Tito Boeri ha scritto che il successo della Lega è dovuto ai tanti «rubinetti discrezionali» che le ha generosamente aperto il governo. È così?
No. Boeri ha ragione, ma solo se i rubinetti discrezionali si riferiscono all’Emilia Romagna e alla Toscana. Dove l’enorme sistema clientelare prodiano e della sinistra storica sta lentamente franando, perché non riesce più a intercettare la crescita economica. E ha grossi problemi di sicurezza, cioè di microcriminalità e di infiltrazioni mafiose. I giornali li leggiamo tutti.
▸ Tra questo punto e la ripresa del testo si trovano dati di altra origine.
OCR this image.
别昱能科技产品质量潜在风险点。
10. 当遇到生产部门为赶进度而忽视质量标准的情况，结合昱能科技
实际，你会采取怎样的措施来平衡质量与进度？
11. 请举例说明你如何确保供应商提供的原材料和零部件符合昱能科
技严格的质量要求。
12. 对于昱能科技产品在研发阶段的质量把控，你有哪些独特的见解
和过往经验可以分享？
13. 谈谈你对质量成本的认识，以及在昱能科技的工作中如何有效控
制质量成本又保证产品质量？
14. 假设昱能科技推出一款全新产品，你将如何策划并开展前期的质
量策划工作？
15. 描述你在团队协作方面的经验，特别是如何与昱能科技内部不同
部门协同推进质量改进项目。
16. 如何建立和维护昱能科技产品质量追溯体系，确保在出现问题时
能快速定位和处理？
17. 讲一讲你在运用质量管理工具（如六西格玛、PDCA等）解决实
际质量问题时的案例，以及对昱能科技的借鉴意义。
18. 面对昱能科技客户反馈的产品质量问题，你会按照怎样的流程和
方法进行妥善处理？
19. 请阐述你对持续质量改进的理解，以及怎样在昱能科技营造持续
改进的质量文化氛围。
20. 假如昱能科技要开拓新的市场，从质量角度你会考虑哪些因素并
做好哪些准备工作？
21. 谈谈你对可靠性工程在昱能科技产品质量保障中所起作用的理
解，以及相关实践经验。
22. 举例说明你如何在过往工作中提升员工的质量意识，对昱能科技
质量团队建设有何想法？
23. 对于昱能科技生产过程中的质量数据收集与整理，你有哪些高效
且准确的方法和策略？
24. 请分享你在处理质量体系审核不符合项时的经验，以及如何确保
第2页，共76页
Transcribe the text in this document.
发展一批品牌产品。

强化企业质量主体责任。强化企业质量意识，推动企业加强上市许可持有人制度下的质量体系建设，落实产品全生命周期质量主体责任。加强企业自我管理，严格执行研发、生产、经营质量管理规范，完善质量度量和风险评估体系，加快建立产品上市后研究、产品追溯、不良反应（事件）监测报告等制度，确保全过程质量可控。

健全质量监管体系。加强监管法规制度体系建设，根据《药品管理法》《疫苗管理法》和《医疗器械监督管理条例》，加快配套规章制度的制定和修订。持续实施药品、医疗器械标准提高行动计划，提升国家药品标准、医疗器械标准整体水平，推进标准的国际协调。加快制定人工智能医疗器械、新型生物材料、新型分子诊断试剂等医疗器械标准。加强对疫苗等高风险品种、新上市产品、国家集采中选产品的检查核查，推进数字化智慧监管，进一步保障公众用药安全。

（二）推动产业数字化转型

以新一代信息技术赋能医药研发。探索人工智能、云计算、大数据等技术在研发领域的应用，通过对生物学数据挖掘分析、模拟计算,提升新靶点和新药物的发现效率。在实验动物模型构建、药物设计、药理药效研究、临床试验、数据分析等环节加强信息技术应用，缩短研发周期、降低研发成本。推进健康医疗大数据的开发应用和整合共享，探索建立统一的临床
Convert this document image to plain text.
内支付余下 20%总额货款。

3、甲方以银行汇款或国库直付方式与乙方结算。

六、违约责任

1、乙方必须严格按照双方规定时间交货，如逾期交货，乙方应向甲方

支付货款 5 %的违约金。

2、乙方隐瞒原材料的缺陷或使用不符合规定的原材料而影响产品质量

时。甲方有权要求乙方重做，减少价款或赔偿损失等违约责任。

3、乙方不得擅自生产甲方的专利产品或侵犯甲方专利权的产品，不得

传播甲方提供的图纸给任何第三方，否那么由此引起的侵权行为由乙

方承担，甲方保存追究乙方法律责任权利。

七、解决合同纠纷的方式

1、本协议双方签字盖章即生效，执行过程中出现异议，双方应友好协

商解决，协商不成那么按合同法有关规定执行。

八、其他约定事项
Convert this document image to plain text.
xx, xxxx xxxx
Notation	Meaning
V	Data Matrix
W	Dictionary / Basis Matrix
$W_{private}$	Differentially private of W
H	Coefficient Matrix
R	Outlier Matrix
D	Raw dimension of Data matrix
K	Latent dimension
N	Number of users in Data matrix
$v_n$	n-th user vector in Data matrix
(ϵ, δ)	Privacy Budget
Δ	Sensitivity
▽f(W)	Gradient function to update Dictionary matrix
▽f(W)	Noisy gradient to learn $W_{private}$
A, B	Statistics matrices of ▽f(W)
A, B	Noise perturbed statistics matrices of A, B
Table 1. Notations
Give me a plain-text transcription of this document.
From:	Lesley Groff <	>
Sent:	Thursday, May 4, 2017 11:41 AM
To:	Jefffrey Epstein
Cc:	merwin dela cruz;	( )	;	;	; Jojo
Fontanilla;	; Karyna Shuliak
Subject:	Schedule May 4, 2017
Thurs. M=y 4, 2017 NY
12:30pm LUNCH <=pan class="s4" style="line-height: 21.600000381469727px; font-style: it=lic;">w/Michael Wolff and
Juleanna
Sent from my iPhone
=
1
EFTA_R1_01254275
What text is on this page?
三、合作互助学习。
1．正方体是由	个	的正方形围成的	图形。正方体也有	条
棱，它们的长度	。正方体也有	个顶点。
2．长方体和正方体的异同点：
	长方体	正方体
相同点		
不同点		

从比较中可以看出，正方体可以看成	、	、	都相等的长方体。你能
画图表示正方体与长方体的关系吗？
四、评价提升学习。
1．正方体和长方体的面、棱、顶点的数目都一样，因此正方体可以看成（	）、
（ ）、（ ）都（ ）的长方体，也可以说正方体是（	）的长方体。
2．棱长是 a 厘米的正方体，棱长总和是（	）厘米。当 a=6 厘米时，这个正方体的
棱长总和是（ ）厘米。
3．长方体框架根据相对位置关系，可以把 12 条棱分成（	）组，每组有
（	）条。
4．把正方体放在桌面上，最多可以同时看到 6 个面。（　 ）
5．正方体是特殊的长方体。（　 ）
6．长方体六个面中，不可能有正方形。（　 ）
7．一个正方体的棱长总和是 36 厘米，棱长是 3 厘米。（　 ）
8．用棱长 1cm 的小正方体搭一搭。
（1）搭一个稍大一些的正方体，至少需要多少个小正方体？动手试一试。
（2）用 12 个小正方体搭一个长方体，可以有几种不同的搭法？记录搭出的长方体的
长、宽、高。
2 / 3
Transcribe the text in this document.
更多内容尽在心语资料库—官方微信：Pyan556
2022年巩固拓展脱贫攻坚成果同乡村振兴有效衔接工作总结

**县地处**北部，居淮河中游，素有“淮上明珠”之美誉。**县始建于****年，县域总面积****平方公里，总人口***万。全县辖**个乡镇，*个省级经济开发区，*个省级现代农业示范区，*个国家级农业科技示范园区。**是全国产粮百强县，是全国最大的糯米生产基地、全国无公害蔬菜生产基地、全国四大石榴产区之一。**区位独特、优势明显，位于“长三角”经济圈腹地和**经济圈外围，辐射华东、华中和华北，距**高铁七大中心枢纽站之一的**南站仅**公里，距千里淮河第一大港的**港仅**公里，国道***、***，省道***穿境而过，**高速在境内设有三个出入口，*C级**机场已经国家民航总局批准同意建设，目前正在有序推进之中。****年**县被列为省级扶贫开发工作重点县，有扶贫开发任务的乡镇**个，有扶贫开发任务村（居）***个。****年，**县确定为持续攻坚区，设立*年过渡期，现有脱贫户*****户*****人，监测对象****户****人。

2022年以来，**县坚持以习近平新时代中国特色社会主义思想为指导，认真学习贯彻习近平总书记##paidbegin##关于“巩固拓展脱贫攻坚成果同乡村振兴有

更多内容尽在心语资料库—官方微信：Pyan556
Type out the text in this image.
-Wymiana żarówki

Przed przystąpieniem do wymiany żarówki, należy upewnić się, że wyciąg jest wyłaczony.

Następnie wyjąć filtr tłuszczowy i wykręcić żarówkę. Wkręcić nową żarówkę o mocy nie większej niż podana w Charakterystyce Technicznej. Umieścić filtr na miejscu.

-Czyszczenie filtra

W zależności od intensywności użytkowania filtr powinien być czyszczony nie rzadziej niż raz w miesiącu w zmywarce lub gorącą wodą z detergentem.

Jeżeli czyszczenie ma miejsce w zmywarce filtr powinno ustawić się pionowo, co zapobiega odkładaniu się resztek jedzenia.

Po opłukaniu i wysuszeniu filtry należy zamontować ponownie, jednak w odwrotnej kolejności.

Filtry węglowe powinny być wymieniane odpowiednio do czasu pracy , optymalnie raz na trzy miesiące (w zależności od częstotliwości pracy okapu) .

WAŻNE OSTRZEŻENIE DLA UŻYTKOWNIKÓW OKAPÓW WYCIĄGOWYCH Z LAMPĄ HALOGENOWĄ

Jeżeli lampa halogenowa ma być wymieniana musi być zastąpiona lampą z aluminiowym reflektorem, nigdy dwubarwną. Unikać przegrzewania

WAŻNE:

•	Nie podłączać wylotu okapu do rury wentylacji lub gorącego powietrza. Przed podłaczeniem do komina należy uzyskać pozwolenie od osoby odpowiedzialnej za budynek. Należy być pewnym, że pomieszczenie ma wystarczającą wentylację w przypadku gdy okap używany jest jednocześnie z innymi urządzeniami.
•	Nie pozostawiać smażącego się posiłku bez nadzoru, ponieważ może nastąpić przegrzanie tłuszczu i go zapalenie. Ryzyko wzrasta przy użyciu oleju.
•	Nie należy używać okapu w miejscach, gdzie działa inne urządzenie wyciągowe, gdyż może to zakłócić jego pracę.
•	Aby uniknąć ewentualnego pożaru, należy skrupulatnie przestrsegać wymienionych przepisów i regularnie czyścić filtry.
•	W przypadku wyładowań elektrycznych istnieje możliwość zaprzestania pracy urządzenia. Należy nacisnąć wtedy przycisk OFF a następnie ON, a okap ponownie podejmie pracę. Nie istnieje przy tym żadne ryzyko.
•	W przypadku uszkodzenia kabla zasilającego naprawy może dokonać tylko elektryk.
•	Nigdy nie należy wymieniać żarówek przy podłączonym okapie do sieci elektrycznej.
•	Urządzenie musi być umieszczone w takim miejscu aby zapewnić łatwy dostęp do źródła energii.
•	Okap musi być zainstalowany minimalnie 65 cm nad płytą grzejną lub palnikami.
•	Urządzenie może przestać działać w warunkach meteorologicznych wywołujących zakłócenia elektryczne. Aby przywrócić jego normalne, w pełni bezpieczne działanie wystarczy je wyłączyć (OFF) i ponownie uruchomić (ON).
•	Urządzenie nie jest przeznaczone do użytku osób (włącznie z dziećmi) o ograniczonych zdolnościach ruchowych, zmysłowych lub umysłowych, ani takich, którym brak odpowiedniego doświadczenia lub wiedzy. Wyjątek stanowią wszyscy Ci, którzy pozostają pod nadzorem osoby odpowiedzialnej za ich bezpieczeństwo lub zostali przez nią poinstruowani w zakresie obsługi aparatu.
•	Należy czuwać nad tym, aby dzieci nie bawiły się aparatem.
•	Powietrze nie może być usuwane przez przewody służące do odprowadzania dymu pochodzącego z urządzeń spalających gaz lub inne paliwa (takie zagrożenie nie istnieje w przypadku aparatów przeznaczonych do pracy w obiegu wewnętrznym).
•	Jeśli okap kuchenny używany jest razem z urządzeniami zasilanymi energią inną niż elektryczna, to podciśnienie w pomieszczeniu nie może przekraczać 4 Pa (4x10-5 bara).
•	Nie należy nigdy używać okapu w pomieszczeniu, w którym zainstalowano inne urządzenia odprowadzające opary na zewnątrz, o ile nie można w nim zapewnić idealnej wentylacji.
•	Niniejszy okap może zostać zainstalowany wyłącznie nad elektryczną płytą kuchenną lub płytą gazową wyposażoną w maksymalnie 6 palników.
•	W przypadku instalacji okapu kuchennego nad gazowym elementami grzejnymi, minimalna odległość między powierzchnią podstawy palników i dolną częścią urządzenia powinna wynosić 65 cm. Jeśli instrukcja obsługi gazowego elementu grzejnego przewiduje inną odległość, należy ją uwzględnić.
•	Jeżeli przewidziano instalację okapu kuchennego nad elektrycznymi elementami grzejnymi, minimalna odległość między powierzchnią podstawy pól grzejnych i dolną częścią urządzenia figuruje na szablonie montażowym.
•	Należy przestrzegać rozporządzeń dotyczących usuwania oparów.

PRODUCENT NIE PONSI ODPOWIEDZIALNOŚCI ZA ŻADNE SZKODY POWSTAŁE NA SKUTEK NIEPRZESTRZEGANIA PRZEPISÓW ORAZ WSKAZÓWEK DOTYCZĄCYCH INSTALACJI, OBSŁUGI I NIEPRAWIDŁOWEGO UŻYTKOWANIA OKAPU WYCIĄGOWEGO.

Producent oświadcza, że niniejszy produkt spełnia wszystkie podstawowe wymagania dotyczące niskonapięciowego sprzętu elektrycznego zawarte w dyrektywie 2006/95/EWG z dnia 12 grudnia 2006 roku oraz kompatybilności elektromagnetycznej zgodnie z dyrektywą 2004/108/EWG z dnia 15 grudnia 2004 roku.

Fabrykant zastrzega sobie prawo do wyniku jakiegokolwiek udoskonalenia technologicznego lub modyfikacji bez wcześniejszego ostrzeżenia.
Là dovrebbero realmente fare un monumento alla Lega, che dirotta sul terreno democratico passioni e pulsioni potenzialmente incontrollabili.
Il «ritorno al territorio» non rischia di frenare la crescita, mascherando semplicemente la spartizione di posizioni di rendita e di potere? Non ci sarebbe ora bisogno di più finanza?
Paul Krugman, che poi è un’economista di sinistra, dice che quello che fa il successo dell’economia territoriale è un mix di fattori come la buona politica delle istituzioni, la difesa della legalità, il credito a basso costo, non la finanza. Como e il Lancashire negli anni ’40 e ’50 erano distretti tessili entrambi fiorentissimi. Quando le banche locali sono andate via dal Lancashire il distretto è morto; a Como invece, nonostante le difficoltà, continua ad esistere perché ha dietro le banche di credito locale.